Palforzia-Ende: Kinder weltweit bald ohne orale Immuntherapie bei Erdnussallergie
Der Hersteller Stallergenes Greer hat die weltweite Einstellung des Vertriebs von Palforzia angekündigt. Das Präparat zur oralen Immuntherapie bei Erdnussallergie wird bereits in Kürze nicht mehr verkauft. Mit dem Marktrückzug entfällt die einzige zugelassene medikamentöse Behandlungsoption für diese Patientengruppe in der EU. Insbesondere Kinder sind betroffen. Der Hersteller hat einen geordneten Ausstieg angekündigt. Andere Ansätze wie epikutane Immuntherapien befinden sich in der Entwicklung, sind jedoch noch nicht zugelassen.
Der Rückzug erfolgt freiwillig aus strategischen und kommerziellen Gründen und steht dem Hersteller zufolge in keinem Zusammenhang mit der Sicherheit, Qualität oder Wirksamkeit des Medikaments.

Palforzia war das erste und bislang einzige in der EU zugelassene Arzneimittel zur Desensibilisierung bei Kindern mit Erdnussallergie. Es erhielt 2020 die Zulassung für Patienten im Alter von 4 bis 17 Jahren und 2025 eine Erweiterung auf Kinder von 1 bis 3 Jahren. In Deutschland war eine Erstattung durch die gesetzlichen Krankenkassen gegeben.
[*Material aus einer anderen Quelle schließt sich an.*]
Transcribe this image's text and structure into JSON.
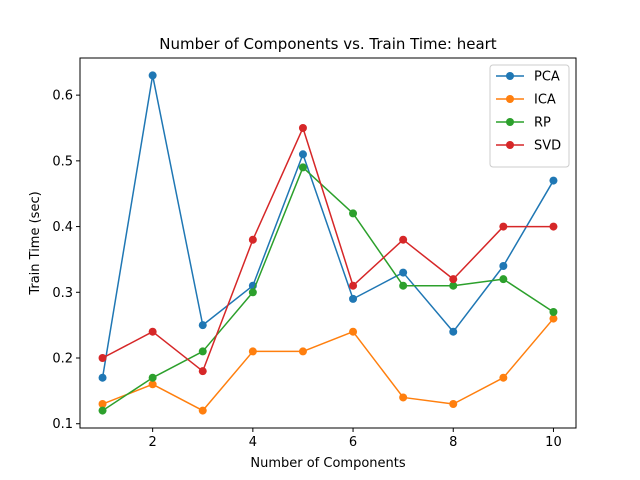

Erdnussallergie stellt bei Kindern die häufigste Ursache für schwere, potenziell lebensbedrohliche allergische Reaktionen dar. Betroffene müssen eine strikte Erdnussmeidung einhalten und stets Notfallmedikamente einschließlich Adrenalin-Autoinjektor bereithalten. Unbeabsichtigte Aufnahmen von versteckter Erdnuss bleiben trotz Vorsichtsmaßnahmen häufig.
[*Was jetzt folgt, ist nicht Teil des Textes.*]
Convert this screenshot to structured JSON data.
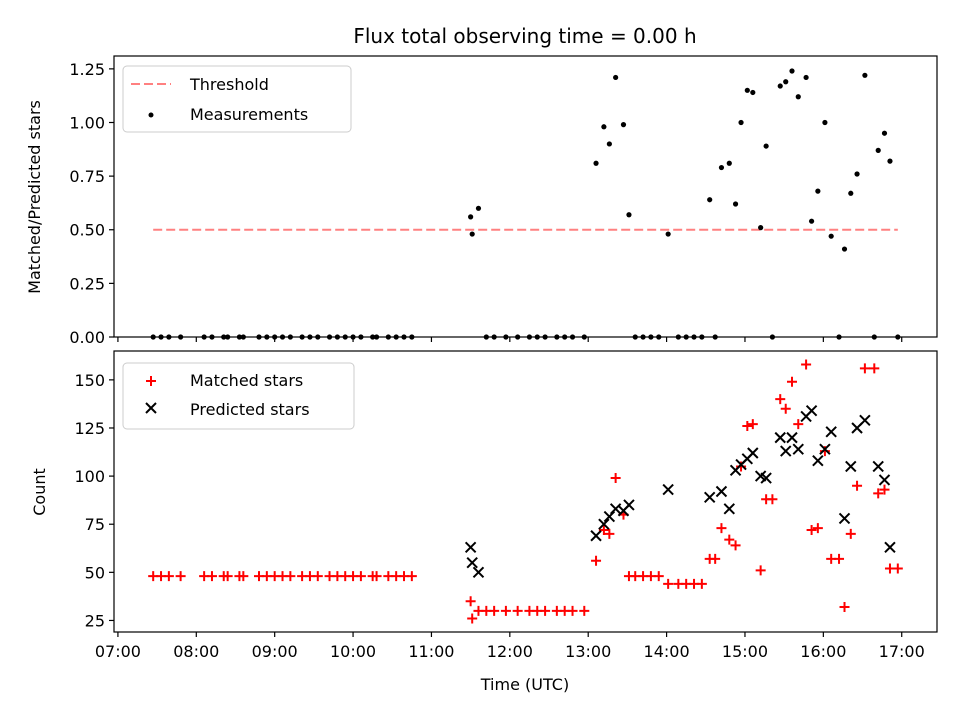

Palforzia wird in einer schrittweisen Dosissteigerung verabreicht. Die Therapie beginnt mit sehr geringen Mengen Erdnussprotein und erreicht eine tägliche Erhaltungsdosis von 300 mg Erdnussprotein (entsprechend etwa einer Erdnuss). Klinische Zulassungsstudien zeigten, dass 67 bis 68 Prozent der behandelten Kinder im Alter von 4 bis 17 Jahren eine deutlich höhere Reaktionsschwelle erreichten (Toleranz gegenüber etwa 600 mg Erdnussprotein) gegenüber nur 4 bis 9 Prozent in der Placebogruppe. Bei Kindern von 1 bis 3 Jahren lag die Erfolgsrate bei 74 Prozent gegenüber 6 Prozent unter Placebo. Häufig traten milde bis moderate Nebenwirkungen wie Bauchschmerzen, Übelkeit, Erbrechen oder Kribbeln im Mund auf, seltener schwerere Reaktionen.
Die Therapie verbesserte die individuelle Sicherheit vor akzidentellen Expositionen und führte zu einer Steigerung der Lebensqualität. Betroffene Familien gewannen dadurch mehr Spielraum bei Kindergarten-, Schul- und Freizeitaktivitäten.
Stallergenes Greer ist ein global tätiges Biopharma-Unternehmen mit Sitz in Baar (Schweiz). Es spezialisiert sich auf die Diagnose und Behandlung von Allergien durch Allergen-Immuntherapie (AIT).
Das Unternehmen entwickelt, produziert und vermarktet Produkte und Dienstleistungen zur personalisierten Allergiebehandlung, darunter sublinguale und subkutane Immuntherapien gegen Atemwegsallergien sowie spezialisierte Extrakte. Es gilt als einer der weltweiten Marktführer in diesem Bereich und betont Präzisionsmedizin sowie personalisierte Therapien.
In den USA ist Stallergenes Greer mit Hauptsitz in Lenoir (North Carolina) vertreten und bietet unter anderem Allergie-Extrakte für Mensch und Tier (veterinär) an. Das Unternehmen verfügt über mehr als 100 Jahre Erfahrung in der Allergieforschung und -therapie.
Stallergenes Greer war der Inhaber und Vermarkter von Palforzia®, der ersten zugelassenen oralen Immuntherapie gegen Erdnussallergie bei Kindern, die jedoch ab Juli 2026 weltweit eingestellt wird.